74Evidence Rule 403 allows a court to exclude relevant evidence “if its probative value is outweighed by the danger of unfair prejudice … or by considerations of undue delay.”

75Rule 60(b) provides, in relevant part:

On motion and upon such terms as are just, the court may relieve a party or a party’s legal representative from a final judgment, order, or proceeding for the following reasons:

(1) mistake, inadvertence, surprise or excusable neglect;

(2) newly discovered evidence which by due diligence could not have been discovered in time to move for a new trial under Rule 59(b)[.]

76Further, the disposition of this motion is moot. Resolving whether Rude’s Rule 60(b) motion was improperly denied has no bearing on prevailing party status at this point.

77Anagick’s signature is actually dated June 29, 2009, five days before she entered her appearance on behalf of New Alliance.
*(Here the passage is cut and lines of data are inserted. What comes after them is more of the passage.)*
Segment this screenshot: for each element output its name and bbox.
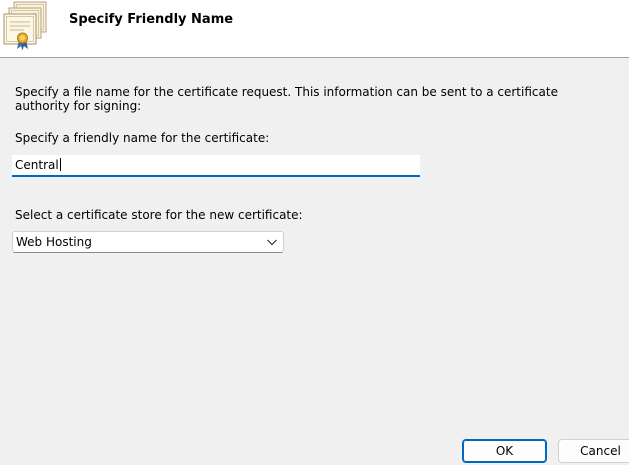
- wizard-header: Specify Friendly Name: [0, 0, 629, 58]
- certificate-store-label: Select a certificate store for the new c…: [15, 208, 303, 222]
- friendly-name-value: Central: [15, 158, 59, 172]
- certificate-icon: [3, 1, 47, 50]
- friendly-name-input[interactable]: Central: [12, 155, 420, 177]
- chevron-down-icon: [267, 239, 277, 246]
- page-title: Specify Friendly Name: [69, 12, 234, 27]
- friendly-name-label: Specify a friendly name for the certific…: [15, 131, 270, 145]
- description-text: Specify a file name for the certificate …: [15, 85, 558, 113]
- certificate-store-value: Web Hosting: [16, 235, 92, 249]
- certificate-store-select[interactable]: Web Hosting: [12, 231, 284, 253]
- text-caret: [59, 158, 61, 171]
- cancel-button[interactable]: Cancel: [558, 439, 629, 463]
- ok-button[interactable]: OK: [462, 439, 547, 463]
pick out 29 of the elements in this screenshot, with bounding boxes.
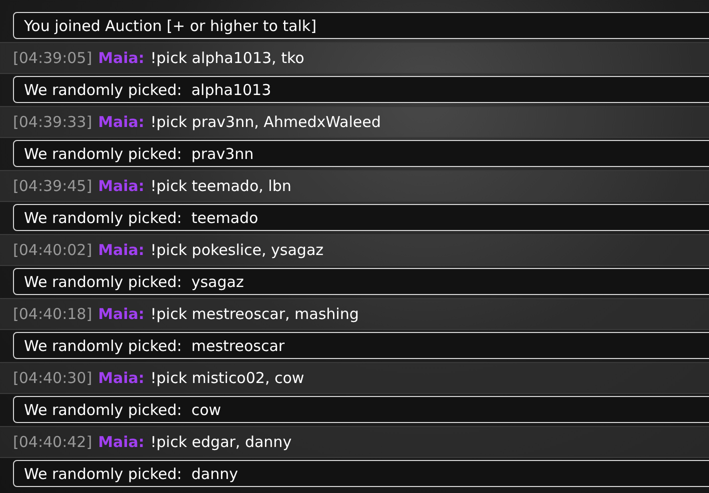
timestamp: [04:40:02]	[13, 241, 92, 259]
chat-message: !pick alpha1013, tko	[150, 49, 304, 67]
chat-message: !pick mistico02, cow	[150, 369, 304, 387]
chat-message: !pick teemado, lbn	[150, 177, 292, 195]
timestamp: [04:39:05]	[13, 49, 92, 67]
chat-message: !pick mestreoscar, mashing	[150, 305, 359, 323]
system-message: We randomly picked: teemado	[13, 204, 709, 231]
timestamp: [04:39:33]	[13, 113, 92, 131]
chat-message: !pick pokeslice, ysagaz	[150, 241, 324, 259]
system-message: We randomly picked: danny	[13, 460, 709, 487]
username: Maia:	[98, 305, 144, 323]
system-message: We randomly picked: alpha1013	[13, 76, 709, 103]
system-message: We randomly picked: ysagaz	[13, 268, 709, 295]
timestamp: [04:40:42]	[13, 433, 92, 451]
chat-message: !pick edgar, danny	[150, 433, 292, 451]
username: Maia:	[98, 49, 144, 67]
username: Maia:	[98, 369, 144, 387]
username: Maia:	[98, 177, 144, 195]
system-message: We randomly picked: cow	[13, 396, 709, 423]
username: Maia:	[98, 113, 144, 131]
system-message: You joined Auction [+ or higher to talk]	[13, 12, 709, 39]
chat-message: !pick prav3nn, AhmedxWaleed	[150, 113, 381, 131]
timestamp: [04:40:30]	[13, 369, 92, 387]
timestamp: [04:39:45]	[13, 177, 92, 195]
username: Maia:	[98, 241, 144, 259]
username: Maia:	[98, 433, 144, 451]
system-message: We randomly picked: mestreoscar	[13, 332, 709, 359]
timestamp: [04:40:18]	[13, 305, 92, 323]
system-message: We randomly picked: prav3nn	[13, 140, 709, 167]
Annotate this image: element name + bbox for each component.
Rude does not mention this in his argument that the superior court abused its discretion in entering the order, and so we will assume that the superior court was acting within its discretion to give after-the-fact effect to Anagick’s signature.

78Brandon v. Corr. Corp. of Am., 28 P.3d 269, 280 (Alaska 2001).

79Martin v. State, 797 P.2d 1209, 1217 (Alaska App.1990).

80Id.

81Rude only objected after summary judgment had been granted and attorney’s fees awarded. At that point, the only benefit that could inure to Rude in winning on this argument is that some portion of his award of attorney’s fees could be apportioned to New Alliance.